David no se movió, porque todavía podía oler la sangre y la podredumbre en el aire, y, después de ver de cerca el hacha, le pareció ver gotitas rojas en la superficie. También había marcas rojas en la ropa de hombre.

– Perdone -dijo, en el tono más inocente que pudo-, pero, si usted cuida del bosque, ¿para qué necesita el hacha?

El Leñador miró a David con una expresión que podría haber sido de regocijo, como si se diese cuenta de los esfuerzos del niño por ocultar su preocupación, pero se sintiese impresionado por su astucia.

– El hacha no es para el bosque, sino para las cosas que viven en el bosque. -Levantó la cabeza, olisqueó el aire y apuntó con el hacha en dirección al cadáver sin cabeza-. Lo has olido.

– Y lo he visto -contestó David, asintiendo con la cabeza-. ¿Lo hizo usted?

– Sí.

– Parecía un hombre, pero no lo era.

– No, no era un hombre. Podemos hablar después sobre el tema. No tienes nada que temer de mí, pero hay otras criaturas a las que debemos temer ambos. Vamos, se acerca el momento, y el calor y el olor de la carne quemada los atraerá hasta aquí.

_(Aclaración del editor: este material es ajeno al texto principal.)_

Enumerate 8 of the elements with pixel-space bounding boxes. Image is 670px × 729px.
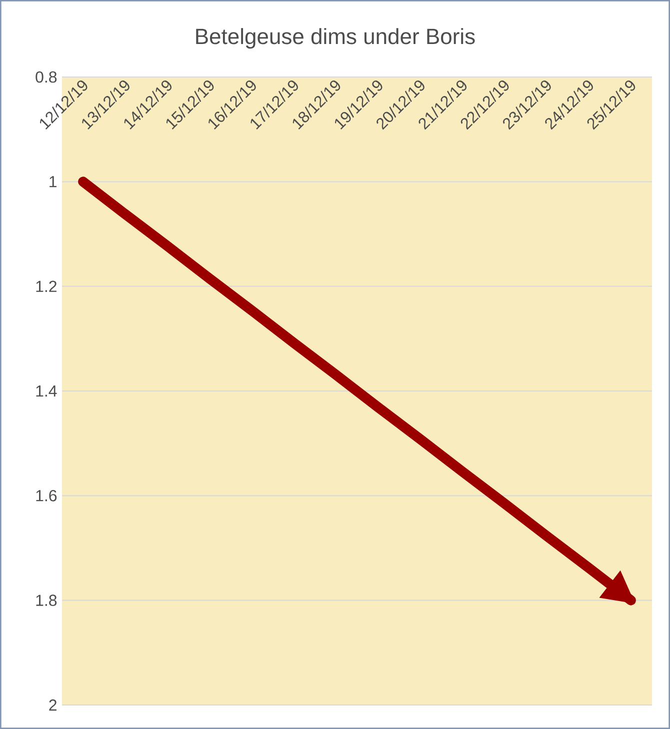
y-tick-label: 2 <box>49 699 56 711</box>
y-tick-label: 1.8 <box>36 594 57 606</box>
y-tick-label: 1.6 <box>36 490 57 502</box>
y-tick-label: 1.2 <box>36 280 56 292</box>
y-tick-label: 0.8 <box>36 71 57 83</box>
y-tick-label: 1 <box>50 176 57 188</box>
y-tick-label: 1.4 <box>36 386 57 397</box>
chart-title: Betelgeuse dims under Boris <box>196 28 475 49</box>
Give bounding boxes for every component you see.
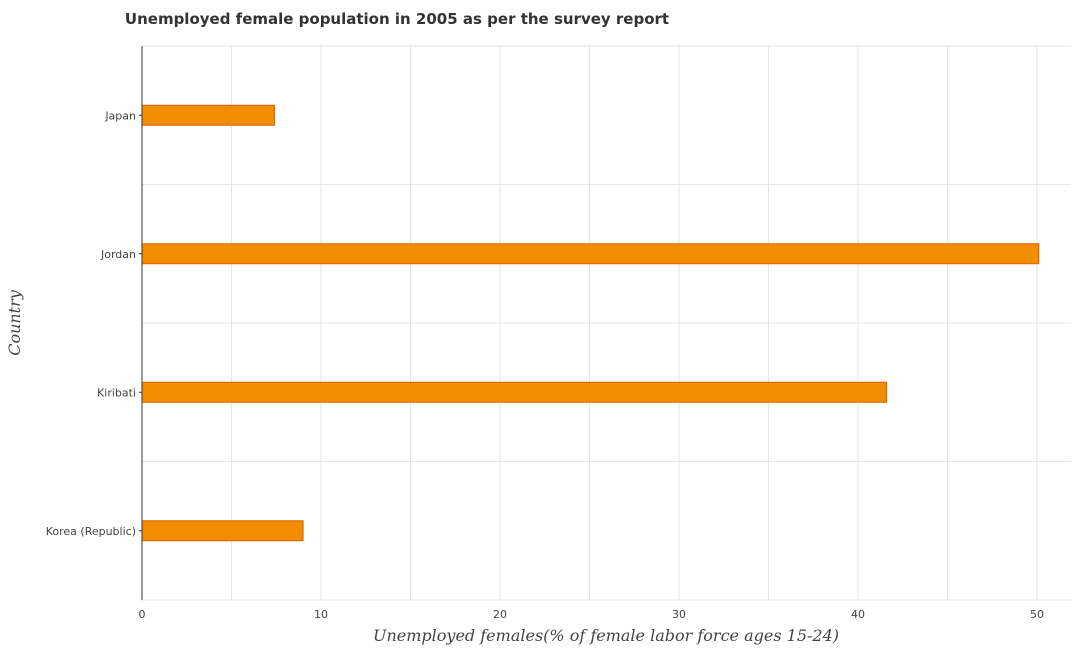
x-tick-label: 40	[851, 608, 865, 621]
y-axis-label: Country	[5, 289, 24, 356]
x-axis-label: Unemployed females(% of female labor for…	[373, 626, 839, 645]
y-tick-label: Jordan	[100, 248, 136, 261]
horizontal-gridlines	[142, 45, 1071, 601]
x-tick-label: 30	[672, 608, 686, 621]
bar-kiribati	[141, 381, 888, 403]
bar-korea-republic	[141, 520, 304, 542]
chart-title: Unemployed female population in 2005 as …	[125, 10, 669, 28]
bar-japan	[141, 104, 275, 126]
x-tick-label: 10	[314, 608, 328, 621]
x-tick-label: 50	[1030, 608, 1044, 621]
y-tick-labels: Japan Jordan Kiribati Korea (Republic)	[46, 109, 142, 538]
bar-jordan	[141, 243, 1040, 265]
x-tick-label: 20	[493, 608, 507, 621]
y-tick-label: Kiribati	[97, 386, 136, 399]
y-tick-label: Japan	[104, 109, 136, 122]
x-tick-label: 0	[139, 608, 146, 621]
x-tick-labels: 0 10 20 30 40 50	[139, 608, 1045, 621]
y-tick-label: Korea (Republic)	[46, 525, 136, 538]
bars	[141, 104, 1040, 542]
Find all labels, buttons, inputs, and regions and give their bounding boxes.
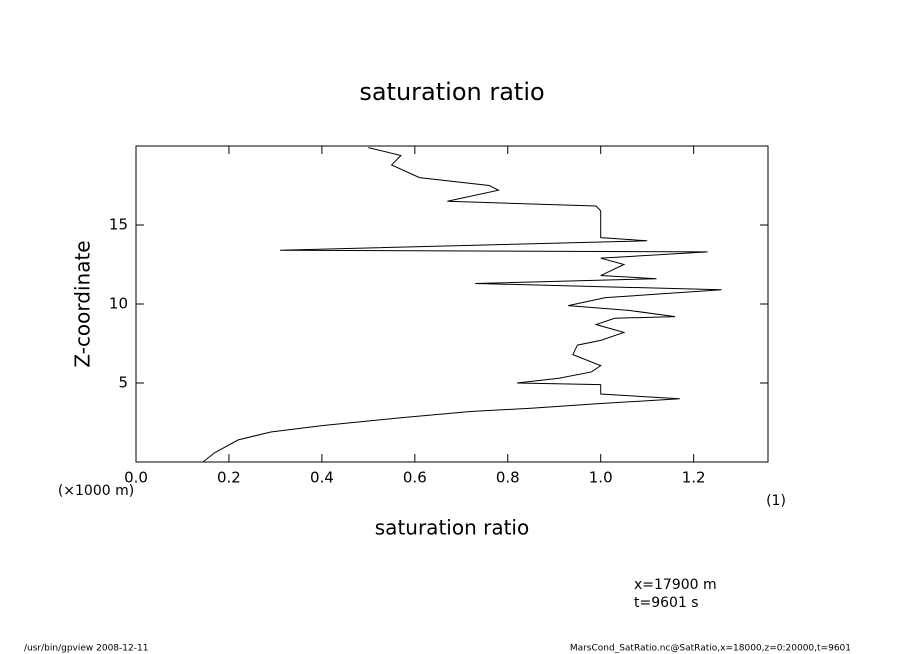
x-tick-label: 0.8 <box>496 469 520 487</box>
x-tick-label: 0.6 <box>403 469 427 487</box>
y-axis-label: Z-coordinate <box>71 240 95 367</box>
x-tick-label: 1.0 <box>589 469 613 487</box>
x-tick-label: 1.2 <box>682 469 706 487</box>
x-axis-unit: (1) <box>766 493 786 509</box>
plot-frame <box>135 145 769 463</box>
x-tick-label: 0.2 <box>217 469 241 487</box>
y-tick-label: 15 <box>109 216 128 234</box>
y-tick-label: 10 <box>109 295 128 313</box>
chart-title: saturation ratio <box>359 78 544 106</box>
x-tick-label: 0.0 <box>124 469 148 487</box>
x-tick-label: 0.4 <box>310 469 334 487</box>
footer: /usr/bin/gpview 2008-12-11 <box>24 644 148 654</box>
y-tick-label: 5 <box>118 374 128 392</box>
footer: MarsCond_SatRatio.nc@SatRatio,x=18000,z=… <box>570 644 851 654</box>
x-axis-label: saturation ratio <box>375 516 529 540</box>
annotation: t=9601 s <box>634 595 699 611</box>
y-axis-unit: (×1000 m) <box>58 483 134 499</box>
annotation: x=17900 m <box>634 577 717 593</box>
profile-line <box>202 147 722 463</box>
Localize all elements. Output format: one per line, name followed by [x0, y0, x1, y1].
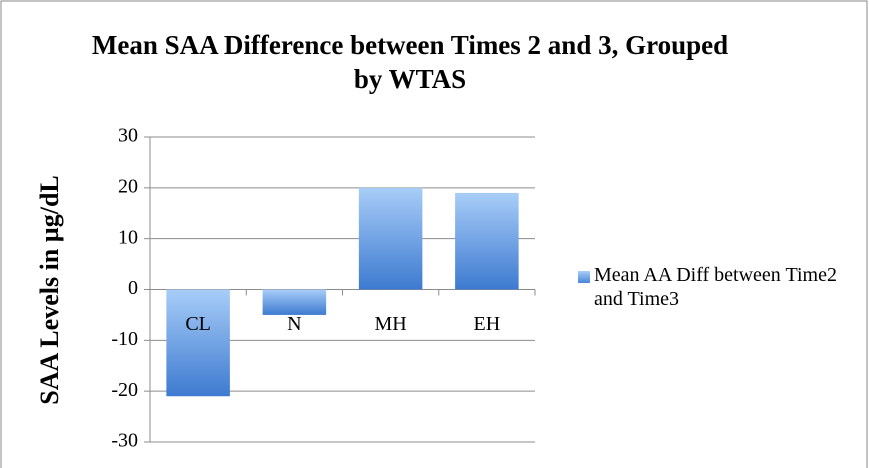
bar: [262, 289, 327, 315]
y-tick-label: 0: [128, 277, 138, 299]
y-tick-label: 10: [118, 226, 138, 248]
y-axis-label: SAA Levels in µg/dL: [35, 175, 64, 405]
legend-swatch: [578, 271, 590, 283]
x-tick-label: N: [287, 313, 301, 335]
bar: [166, 289, 230, 397]
y-tick-label: -10: [111, 328, 138, 350]
legend: Mean AA Diff between Time2 and Time3: [578, 263, 848, 311]
bar: [358, 187, 423, 290]
y-tick-label: -30: [111, 430, 138, 452]
x-tick-label: MH: [375, 313, 407, 335]
y-tick-label: 20: [118, 175, 138, 197]
x-tick-label: CL: [185, 313, 211, 335]
legend-label: Mean AA Diff between Time2 and Time3: [594, 264, 837, 310]
y-tick-label: 30: [118, 125, 138, 147]
chart-title: Mean SAA Difference between Times 2 and …: [91, 30, 729, 94]
y-tick-label: -20: [111, 379, 138, 401]
x-tick-label: EH: [474, 313, 501, 335]
bar: [455, 192, 519, 290]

David se dio cuenta de que no había alternativa, así que siguió al Leñador. Como tenía frío y las zapatillas estaban mojadas, el hombre le dio su chaqueta y se lo subió a la espalda. Hacía mucho tiempo que nadie lo llevaba sobre la espalda, porque pesaba demasiado, pero el Leñador no parecía molesto por la carga. Atravesaron el bosque, y los árboles parecían extenderse sin fin ante ellos. El niño intentó asimilar aquel nuevo paisaje, pero el Leñador se movía tan deprisa que David tenía que concentrarse en no caerse. Las nubes se abrieron brevemente sobre ellos, y la luna quedó al descubierto, pero era muy roja, como un gran agujero en la piel de la noche. El Leñador aumentó el ritmo de sus largos pasos, que recorrían a toda velocidad el suelo del bosque.

– Tenemos que darnos prisa -dijo-. Vendrán muy pronto.

Mientras hablaba, un gran aullido surgió por el norte, y el Leñador empezó a correr.

VIII. Sobre los lobos y otras cosas peores

El Libro De Las Cosas Perdidas - изображение 9

El bosque pasó junto a ellos convertido en un borrón de gris, marrón y deslucido verde invernal. Las espinas desgarraban la chaqueta del Leñador y los pantalones del pijama de David y, en más de una ocasión, el niño tuvo que agacharse para no cortarse la cara con los altos arbustos. Los aullidos habían cesado, pero el Leñador no había reducido la marcha ni por un instante. Tampoco hablaba, así que David también guardó silencio, aunque estaba asustado. Intentó mirar atrás una sola vez, pero el esfuerzo había estado a punto de hacerle perder el equilibrio, así que no volvió a probar.

Todavía estaban en lo más profundo del bosque cuando el Leñador se detuvo a escuchar algo. El niño iba a preguntarle qué pasaba, pero lo pensó mejor y se quedó callado, intentando oír lo que había hecho que el Leñador se parase. Sintió un cosquilleo en el cuello, se le puso el vello de punta y estuvo seguro de que los observaban. Entonces oyó un débil movimiento de hojas a su derecha y el ruido de ramas rotas a la izquierda; algo se movió detrás de ellos, como si unas presencias escondidas entre la maleza se acercaran con todo el sigilo que les era posible.

– Agárrate bien -le dijo el Leñador-. Ya casi hemos llegado.

Salió corriendo hacia su derecha, dejando el terreno más despejado para meterse por una espesura de helechos, y, al instante, el bosque estalló en ruido detrás de ellos y la persecución continuó en serio. David se cortó la mano, que sangró sobre el suelo, y un gran agujero se le abrió en el pijama, desde la rodilla al tobillo. Perdió una zapatilla, y el aire nocturno le congeló los dedos desnudos. Las manos le dolían del frío y el esfuerzo de agarrarse con fuerza al Leñador, pero no lo soltó. Pasaron a través de otra zona de arbustos y se encontraron en un tosco sendero que bajaba sinuoso por una pendiente hasta llegar a una especie de jardín. David miró atrás, y le pareció ver dos orbes pálidos brillando a la luz de la luna y un tupido pelaje gris.

– No mires atrás -le advirtió el Leñador-. Hagas lo que hagas, no mires atrás.